Um país que acumule constantes défices excessivos e sucessivas acumulações de dívida é um país que acabará, inevitavelmente, à beira do precipício. A mais recente crise que Portugal atravessou é a prova cabal de que acreditar que os outros fatores macroeconómicos compensarão eternamente os desvios orçamentais é uma teoria fantasiosa.

Num país que atravessa uma crise económica, os mais vulneráveis serão os primeiros prejudicados. São eles a quem o corte de rendimentos e aumentos de impostos mais interferem no orçamento familiar. São eles que pagam mais pela utilização de transportes públicos. São eles que mais vão sentir o aumento do peso da inflação e são eles os primeiros a ficar desempregados. Aprender com os erros é colocar as pessoas em primeiro lugar.

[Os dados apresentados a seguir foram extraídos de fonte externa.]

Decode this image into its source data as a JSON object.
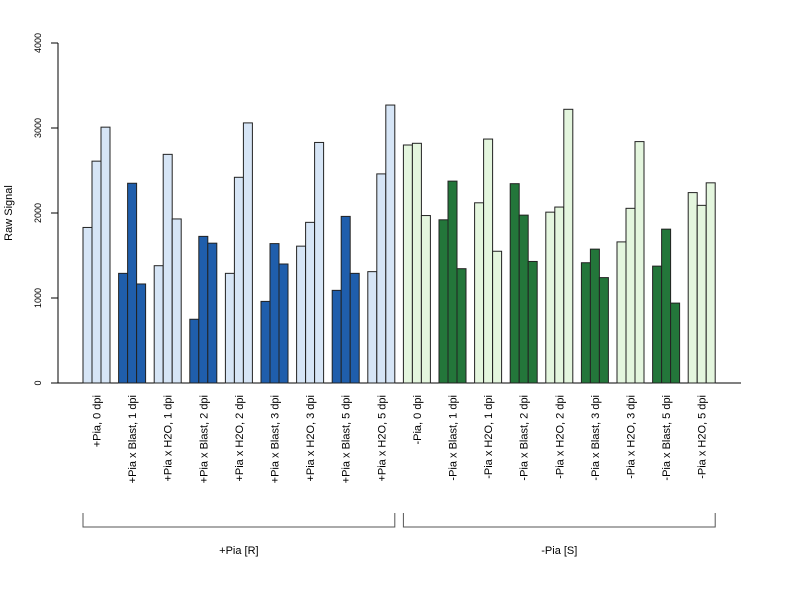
{
  "chart_data": {
    "type": "bar",
    "title": "",
    "xlabel": "",
    "ylabel": "Raw Signal",
    "ylim": [
      0,
      4000
    ],
    "yticks": [
      0,
      1000,
      2000,
      3000,
      4000
    ],
    "grid": false,
    "legend": "none",
    "categories": [
      "+Pia, 0 dpi",
      "+Pia x Blast, 1 dpi",
      "+Pia x H2O, 1 dpi",
      "+Pia x Blast, 2 dpi",
      "+Pia x H2O, 2 dpi",
      "+Pia x Blast, 3 dpi",
      "+Pia x H2O, 3 dpi",
      "+Pia x Blast, 5 dpi",
      "+Pia x H2O, 5 dpi",
      "-Pia, 0 dpi",
      "-Pia x Blast, 1 dpi",
      "-Pia x H2O, 1 dpi",
      "-Pia x Blast, 2 dpi",
      "-Pia x H2O, 2 dpi",
      "-Pia x Blast, 3 dpi",
      "-Pia x H2O, 3 dpi",
      "-Pia x Blast, 5 dpi",
      "-Pia x H2O, 5 dpi"
    ],
    "replicate_values": [
      [
        1830,
        2610,
        3010
      ],
      [
        1290,
        2350,
        1165
      ],
      [
        1380,
        2690,
        1930
      ],
      [
        750,
        1725,
        1645
      ],
      [
        1290,
        2420,
        3060
      ],
      [
        960,
        1640,
        1400
      ],
      [
        1610,
        1890,
        2830
      ],
      [
        1090,
        1960,
        1290
      ],
      [
        1310,
        2460,
        3270
      ],
      [
        2800,
        2820,
        1970
      ],
      [
        1920,
        2375,
        1345
      ],
      [
        2120,
        2870,
        1550
      ],
      [
        2345,
        1975,
        1430
      ],
      [
        2010,
        2070,
        3220
      ],
      [
        1415,
        1575,
        1240
      ],
      [
        1660,
        2055,
        2840
      ],
      [
        1375,
        1810,
        940
      ],
      [
        2240,
        2090,
        2355
      ]
    ],
    "bar_colors": [
      "#d6e5f6",
      "#1f5eac",
      "#d6e5f6",
      "#1f5eac",
      "#d6e5f6",
      "#1f5eac",
      "#d6e5f6",
      "#1f5eac",
      "#d6e5f6",
      "#e4f6de",
      "#23763a",
      "#e4f6de",
      "#23763a",
      "#e4f6de",
      "#23763a",
      "#e4f6de",
      "#23763a",
      "#e4f6de"
    ],
    "groups": [
      {
        "label": "+Pia [R]",
        "first": 0,
        "last": 8
      },
      {
        "label": "-Pia [S]",
        "first": 9,
        "last": 17
      }
    ]
  }
}
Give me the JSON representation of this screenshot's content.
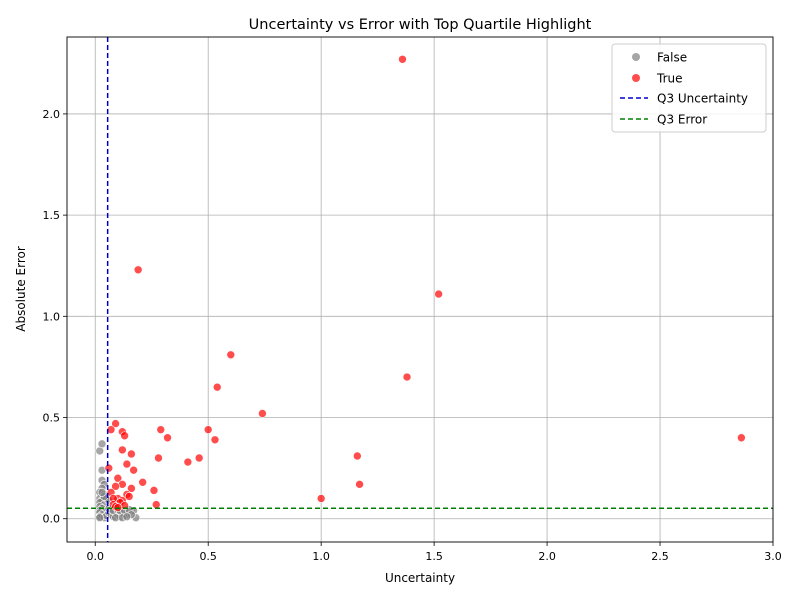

O que se pede emprestado, algum dia será pago. Perpetuar défices equivale a hipotecar as gerações futuras. É necessária uma efetiva mudança de paradigma. O mundo está a mudar e, não só não podemos parar no tempo, como o caminho seguido deve ser comum, numa perspetiva da nossa integração europeia, mas também numa perspetiva interna, pois não podemos estar sempre a alterar as políticas de cada vez que o novo governo toma posse.

É necessário um compromisso comum e sério que ponha fim aos constantes desequilíbrios estruturais do nosso país. Foram três resgates, três vezes de mão estendida, só nas últimas quatro décadas.

É urgente e tem que ser criado um ponto de partida. E é por isso mesmo que é proposto limitar constitucionalmente o défice público para 0,05% do PIB, bem como estabelecer um limite máximo de 60% para a dívida pública, em perfeita consonância com as regras europeias já aplicadas na atual Lei de Enquadramento Orçamental e também ratificadas por 25 países.

Em caso de necessidade de ultrapassar os limites, terá de ser apresentada uma justificação aprovada pelo Tribunal de Contas. Desta forma, não só Portugal não viverá constantemente acima das suas possibilidades, como se tornará num país confiável e previsível, o que atrairá investimento e criará emprego, o que por sua vez gerará mais receitas e menos despesas para o Estado.

Esta medida de equilíbrio orçamental visa promover a estabilidade, o crescimento sustentado e o emprego. As pessoas não são números, mas são os números que condicionam a qualidade de vida dos cidadãos. A proposta procura, assim, uma vida melhor para todos nós. Esta é uma norma que, de resto, já vigora em vários Estados parceiros com enfoque na nossa vizinha Espanha, que aprovou a proposta no seu Parlamento com 316 votos favoráveis, e apenas 5 votos contra. Uma maioria quase unânime de todos os partidos, da direita à esquerda, o que atesta bem qual é o caminho a seguir.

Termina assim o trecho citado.